Но солдаты говорили это, чтоб уверить народ, будто они победили Египет и заключили с этой страной крепкий мир. После многодневного пути по стране франков дошли они до большого города, цели их странствия. Там его передали лекарю, который взял его к себе в дом и обучил всем нравам и обычаям Франкистана.
Прежде всего облачили Альмансора в франкскую одежду, узкую и тесную и далеко не столь красивую, как египетская. Затем запретили кланяться, скрестив руки; теперь, чтобы засвидетельствовать кому-либо свое почтение, ему следовало одной рукой снять с головы огромную черную фетровую шляпу, которую там носят все мужчины и поэтому надели и ему на голову; другую руку следовало отвести в сторону и шаркнуть правой ножкой. Запретили ему также сидеть поджав ноги, по доброму восточному обычаю, – теперь ему приходилось сидеть на высоких стульях, свесив ноги на пол. Еда тоже доставляла ему немало огорчений, теперь, раньше чем поднести кусок ко рту, следовало проткнуть его железной вилкой.
Лекарь был человеком суровым и злым и мучил мальчика; так, если тому по оплошности случалось сказать гостю: «Салем алейкюм!» – он бил его палкой, ибо следовало говорить: «Votre serviteur».[8] Ему было запрещено думать, говорить, писать на родном языке, – пожалуй, он мог на нем только грезить; возможно, он и совсем позабыл бы свой язык, если бы в том городе не жил один человек, оказавший ему большую поддержку.

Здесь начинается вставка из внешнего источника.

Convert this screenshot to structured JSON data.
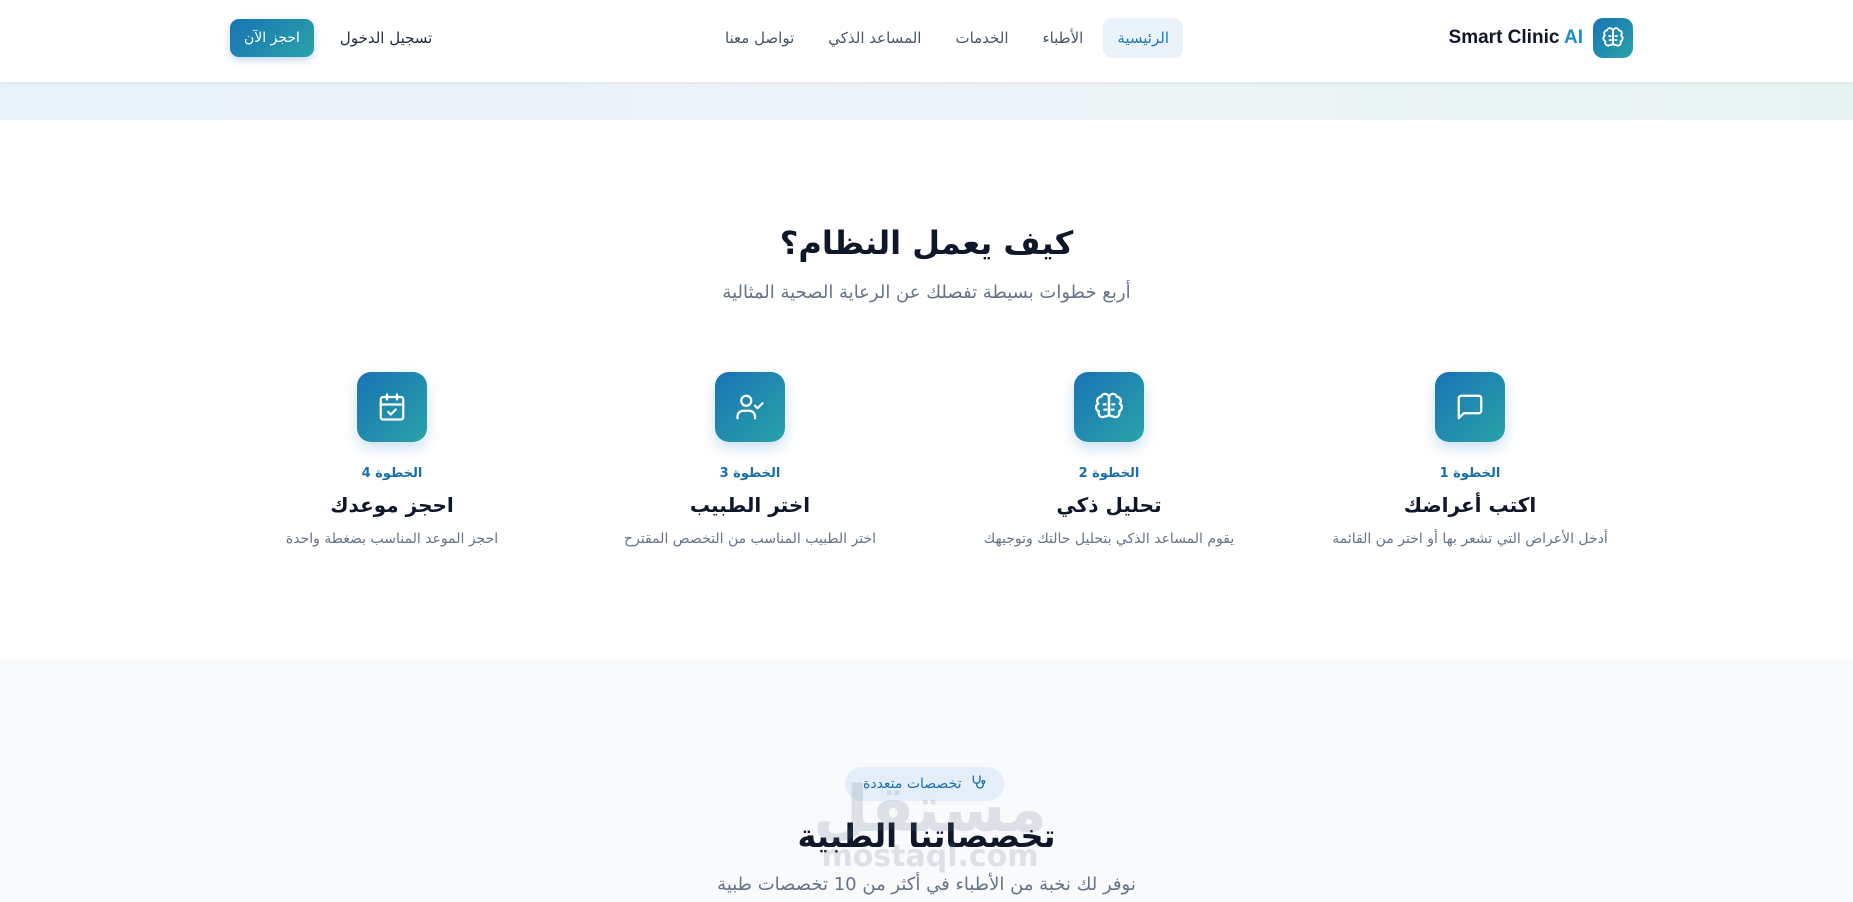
{
  "header": {
    "brand": {
      "name": "Smart Clinic",
      "accent": "AI",
      "logo_icon": "brain-icon"
    },
    "nav": [
      {
        "label": "الرئيسية",
        "active": true
      },
      {
        "label": "الأطباء",
        "active": false
      },
      {
        "label": "الخدمات",
        "active": false
      },
      {
        "label": "المساعد الذكي",
        "active": false
      },
      {
        "label": "تواصل معنا",
        "active": false
      }
    ],
    "login_label": "تسجيل الدخول",
    "book_label": "احجز الآن"
  },
  "how_it_works": {
    "title": "كيف يعمل النظام؟",
    "subtitle": "أربع خطوات بسيطة تفصلك عن الرعاية الصحية المثالية",
    "steps": [
      {
        "label": "الخطوة 1",
        "title": "اكتب أعراضك",
        "description": "أدخل الأعراض التي تشعر بها أو اختر من القائمة",
        "icon": "message-square-icon"
      },
      {
        "label": "الخطوة 2",
        "title": "تحليل ذكي",
        "description": "يقوم المساعد الذكي بتحليل حالتك وتوجيهك",
        "icon": "brain-icon"
      },
      {
        "label": "الخطوة 3",
        "title": "اختر الطبيب",
        "description": "اختر الطبيب المناسب من التخصص المقترح",
        "icon": "user-check-icon"
      },
      {
        "label": "الخطوة 4",
        "title": "احجز موعدك",
        "description": "احجز الموعد المناسب بضغطة واحدة",
        "icon": "calendar-check-icon"
      }
    ]
  },
  "specialties": {
    "badge_label": "تخصصات متعددة",
    "badge_icon": "stethoscope-icon",
    "title": "تخصصاتنا الطبية",
    "subtitle": "نوفر لك نخبة من الأطباء في أكثر من 10 تخصصات طبية"
  },
  "watermark": {
    "text": "مستقل",
    "domain": "mostaql.com"
  },
  "colors": {
    "primary": "#1873b5",
    "primary_alt": "#2aa3a8",
    "accent_text": "#1a6fae",
    "heading": "#0f172a",
    "muted": "#64748b"
  }
}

Это был весьма ученый старик, понимавший многие восточные языки – арабский, персидский, коптский, даже китайский, – все понемножку; в том краю его почитали чудом учености и за обучение этим языкам платили ему большие деньги. Этот человек звал к себе Альмансора по нескольку раз на неделе, потчевал его редкостными плодами и другими лакомствами, и юноше казалось, будто он дома. Старик был очень странным человеком. Он заказал Альмансору одежду, какую носят в Египте знатные вельможи. Эту одежду хранил он в особом покое. Когда к нему приходил Альмансор, он посылал его со слугой в тот покой, и там юноша переодевался, согласно обычаю своей родины. Затем они отправлялись в «Малую Аравию», так назывался один покой в доме ученого.
Покой был уставлен искусно выращенными деревьями – пальмами, бамбуками, молодыми кедрами – и цветами, встречающимися только в странах Востока. Пол был устлан персидскими коврами, у стен лежали подушки, а франкских стульев и столов не было вовсе. На одной из подушек восседал старик ученый; вид у него был совсем не тот, что обычно: голова вместо тюрбана была обмотана тонкой турецкой шалью; седая привязная борода спускалась до пояса и ничем не отличалась от настоящей почтенной бороды любого достойного мужа. Облачен он был в мантию, переделанную из парчового утреннего халата, в широченные шаровары и желтые туфли, и хотя вообще он отличался миролюбивым нравом, в эти дни нацеплял турецкую саблю, а за кушак затыкал ятаган, украшенный поддельными камнями. Он курил трубку в два локтя длиной, а прислуживали ему слуги, также одетые в персидское платье, и у многих из них лицо и руки были вымазаны черной краской.